China’s most important annual political meetings have ended, leaving leader Xi Jinping firmly in charge of a superpower that seems more eager to oppose the United States than at any time in decades.
Much of what transpired during the 10 days in Beijing at the highly choreographed meetings, known as the two sessions, was pre-arranged – but they also came with a few surprises. See below the main conclusions.
The Party – and Xi – prevail
For longtime observers of Chinese politics, the meetings sent an unequivocal message: the Chinese Communist Party is advancing and the state is retreating.
The annual meeting of the country’s rubber stamp legislature and top political advisory body is traditionally a stage for the central government and prime minister to shine. But the party – and Xi – has been increasingly prominent at the event.
The National People’s Congress not only endorsed an unprecedented third term for Xi as president, but also approved his sweeping reform plan to further strengthen the party’s role in all aspects of decision-making and governance.
The reform gives the party even more direct control over crucial financial and technology sectors – at the expense of the State Council, China’s cabinet.

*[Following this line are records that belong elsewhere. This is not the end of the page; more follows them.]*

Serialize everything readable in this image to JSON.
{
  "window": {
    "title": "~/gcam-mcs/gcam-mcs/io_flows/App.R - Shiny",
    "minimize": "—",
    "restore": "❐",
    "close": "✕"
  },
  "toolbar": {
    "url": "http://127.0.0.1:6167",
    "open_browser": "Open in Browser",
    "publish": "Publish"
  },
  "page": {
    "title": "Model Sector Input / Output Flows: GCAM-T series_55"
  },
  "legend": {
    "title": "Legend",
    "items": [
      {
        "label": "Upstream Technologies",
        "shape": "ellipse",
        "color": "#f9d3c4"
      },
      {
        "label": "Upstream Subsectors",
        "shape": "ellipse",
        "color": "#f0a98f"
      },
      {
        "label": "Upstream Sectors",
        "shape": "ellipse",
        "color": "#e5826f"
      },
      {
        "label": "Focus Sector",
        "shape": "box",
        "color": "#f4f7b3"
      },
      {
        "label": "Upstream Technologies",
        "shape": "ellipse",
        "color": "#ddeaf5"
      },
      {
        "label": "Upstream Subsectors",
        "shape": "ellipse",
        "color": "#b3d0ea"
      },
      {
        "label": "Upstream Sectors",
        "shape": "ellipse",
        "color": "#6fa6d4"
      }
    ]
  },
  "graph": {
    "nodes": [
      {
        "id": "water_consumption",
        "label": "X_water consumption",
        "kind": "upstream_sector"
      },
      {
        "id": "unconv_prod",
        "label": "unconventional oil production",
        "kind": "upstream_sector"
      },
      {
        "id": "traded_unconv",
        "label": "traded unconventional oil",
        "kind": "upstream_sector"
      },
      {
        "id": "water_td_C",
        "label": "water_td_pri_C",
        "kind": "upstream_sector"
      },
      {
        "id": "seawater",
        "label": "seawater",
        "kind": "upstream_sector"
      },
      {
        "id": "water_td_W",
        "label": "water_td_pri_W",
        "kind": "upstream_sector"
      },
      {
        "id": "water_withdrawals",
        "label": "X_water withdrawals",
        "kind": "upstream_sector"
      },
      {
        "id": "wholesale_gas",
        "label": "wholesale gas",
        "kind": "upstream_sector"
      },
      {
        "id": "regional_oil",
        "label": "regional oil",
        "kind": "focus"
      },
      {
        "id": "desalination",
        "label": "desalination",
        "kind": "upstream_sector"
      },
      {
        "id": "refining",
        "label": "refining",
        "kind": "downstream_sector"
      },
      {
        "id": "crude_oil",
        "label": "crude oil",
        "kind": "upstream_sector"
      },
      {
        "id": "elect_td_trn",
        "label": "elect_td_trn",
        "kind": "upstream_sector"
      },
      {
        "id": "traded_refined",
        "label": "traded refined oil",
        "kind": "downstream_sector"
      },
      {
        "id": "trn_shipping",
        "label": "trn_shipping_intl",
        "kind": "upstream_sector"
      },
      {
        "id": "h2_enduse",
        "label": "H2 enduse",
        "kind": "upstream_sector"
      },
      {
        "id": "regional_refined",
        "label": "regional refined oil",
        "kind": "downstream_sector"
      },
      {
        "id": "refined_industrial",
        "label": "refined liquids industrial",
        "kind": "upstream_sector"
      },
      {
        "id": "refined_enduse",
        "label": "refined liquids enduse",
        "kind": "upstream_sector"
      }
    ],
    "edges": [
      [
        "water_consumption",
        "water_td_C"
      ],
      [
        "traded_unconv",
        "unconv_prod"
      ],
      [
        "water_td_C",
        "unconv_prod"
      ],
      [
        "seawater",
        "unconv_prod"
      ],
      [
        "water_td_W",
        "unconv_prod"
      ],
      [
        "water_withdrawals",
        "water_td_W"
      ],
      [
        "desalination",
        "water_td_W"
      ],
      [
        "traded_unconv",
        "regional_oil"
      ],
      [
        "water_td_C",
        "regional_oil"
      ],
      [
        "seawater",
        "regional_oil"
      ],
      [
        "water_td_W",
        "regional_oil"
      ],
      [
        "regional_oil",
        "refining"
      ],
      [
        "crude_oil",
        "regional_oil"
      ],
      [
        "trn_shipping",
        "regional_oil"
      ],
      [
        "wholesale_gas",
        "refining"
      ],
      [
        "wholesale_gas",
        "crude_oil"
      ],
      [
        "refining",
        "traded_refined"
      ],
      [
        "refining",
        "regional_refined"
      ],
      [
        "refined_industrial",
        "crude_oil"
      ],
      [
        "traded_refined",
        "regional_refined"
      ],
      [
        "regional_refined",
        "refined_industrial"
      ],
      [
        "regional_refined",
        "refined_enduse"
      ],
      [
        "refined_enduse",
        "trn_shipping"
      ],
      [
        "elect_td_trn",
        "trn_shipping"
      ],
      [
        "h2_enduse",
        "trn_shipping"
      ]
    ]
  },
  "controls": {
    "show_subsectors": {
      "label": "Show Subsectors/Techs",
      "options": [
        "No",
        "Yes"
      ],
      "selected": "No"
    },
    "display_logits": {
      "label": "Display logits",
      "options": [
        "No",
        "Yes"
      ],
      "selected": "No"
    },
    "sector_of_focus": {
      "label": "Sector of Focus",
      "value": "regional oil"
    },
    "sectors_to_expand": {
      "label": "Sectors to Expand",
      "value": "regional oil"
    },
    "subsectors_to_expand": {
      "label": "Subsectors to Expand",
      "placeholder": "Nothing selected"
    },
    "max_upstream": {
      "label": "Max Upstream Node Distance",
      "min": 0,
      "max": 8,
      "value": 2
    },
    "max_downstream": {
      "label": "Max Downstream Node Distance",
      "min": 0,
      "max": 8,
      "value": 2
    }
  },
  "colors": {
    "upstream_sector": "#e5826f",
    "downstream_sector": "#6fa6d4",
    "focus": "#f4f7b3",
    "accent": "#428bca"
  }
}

Under Xi, the party has increasingly eclipsed the power of the State Council, reversing the late supreme leader’s efforts. Deng Xiaoping to introduce some degree of separation between party and state.
The party – with Xi at the helm – has taken all decision-making power into its own hands, with the State Council reduced to the role of enforcer.
Li Qiang China’s new prime minister, took the message home during his debut press conference.
When asked by a reporter to outline the goals for the new government term, Li replied, “The job of the new government is to carry out and fully implement the decisions of the party’s central committee.”
Hardened position towards the US
A notable shift in tone in this year’s two sessions was a more forceful approach to public resistance against the United States – from the top of China’s leadership.
In China’s annual political theater exercise, it’s safe to assume that no public comment was made without careful thought.
So when Xi lashed out at the US in front of a group of government advisers representing private companies last week, the sharp rhetoric sounded alarm bells in already strained US-China relations.
“Western countries led by the United States have comprehensively restrained and repressed us, which has brought unprecedented severe challenges to our development,” Xi said.
Despite the worsening of bilateral relations, China’s top leader generally avoids directly attacking the US and usually only refers to “Western countries” or “some developed nations”.
Xi’s extraordinarily direct comments signal a remarkable escalation – one that must be rigorously studied and followed by all Chinese officials.
The next day, China’s new foreign minister, qin gang repeated Xi’s accusation, warning that if the US does not stop containing and repressing China, the two superpowers will certainly be drawn into “conflict and confrontation”.
In another sign of toughening the stance, China has named a US-sanctioned general as its new defense minister.
the general Li Shangfu a veteran of the People’s Liberation Army’s modernization campaign, was sanctioned by the Trump administration in 2018 for purchasing Russian weapons, including a Su-35 fighter aircraft and an S-400 surface-to-air missile system.
Few women in leadership
Every year on International Women’s Day, Chinese state media never fails to quote the president’s famous quote Mao Zedong : “Women hold up half the sky.”
But the annual parliamentary meeting, which almost always coincides with the occasion, is a stark reminder of how few women hold high office in China.
This year, the gender imbalance is even more marked, as no women have been named vice premiers under Li, China’s new prime minister.
Li’s predecessor, Li Keqiang, had a female deputy in his cabinet for both terms.
In Li’s new cabinet, there are just three women – and 30 men. The contrast is even starker on the party side.
In a reversal for gender equality, no women were promoted to the 24-member Politburo in the party’s leadership reshuffle in October.
For the first time in 25 years, the party’s second most powerful group and executive policy-making body is completely male-dominated.
No woman has ever made it onto the Politburo Standing Committee – the innermost sanctum of power.
Retirement norms broken – again
In a surprise announcement on Sunday, Beijing retained some of its existing economic leadership, including People’s Bank of China Governor Yi Gang, a US-trained economist, and Finance Minister Liu Kun.
Both have reached the official retirement age of 65 for ministers. Yi, who was named head of China’s central bank in 2018, was widely expected to retire after being left out of the party’s Central Committee at a key party congress in October.
Xi broke party retirement rules in October by remaining for another term as party leader, breaking precedent that leaders over 68 should step down.
He also made an exception for former foreign minister Wang Yi, promoting the 69-year-old to the Politburo.
Analysts say that by keeping Yi and Liu, Beijing wants to send a message of continuity and consistency as economic headwinds loom at home and abroad.
Source: CNN Brasil
Bruce Belcher is a seasoned author with over 5 years of experience in world news. He writes for online news websites and provides in-depth analysis on the world stock market. Bruce is known for his insightful perspectives and commitment to keeping the public informed.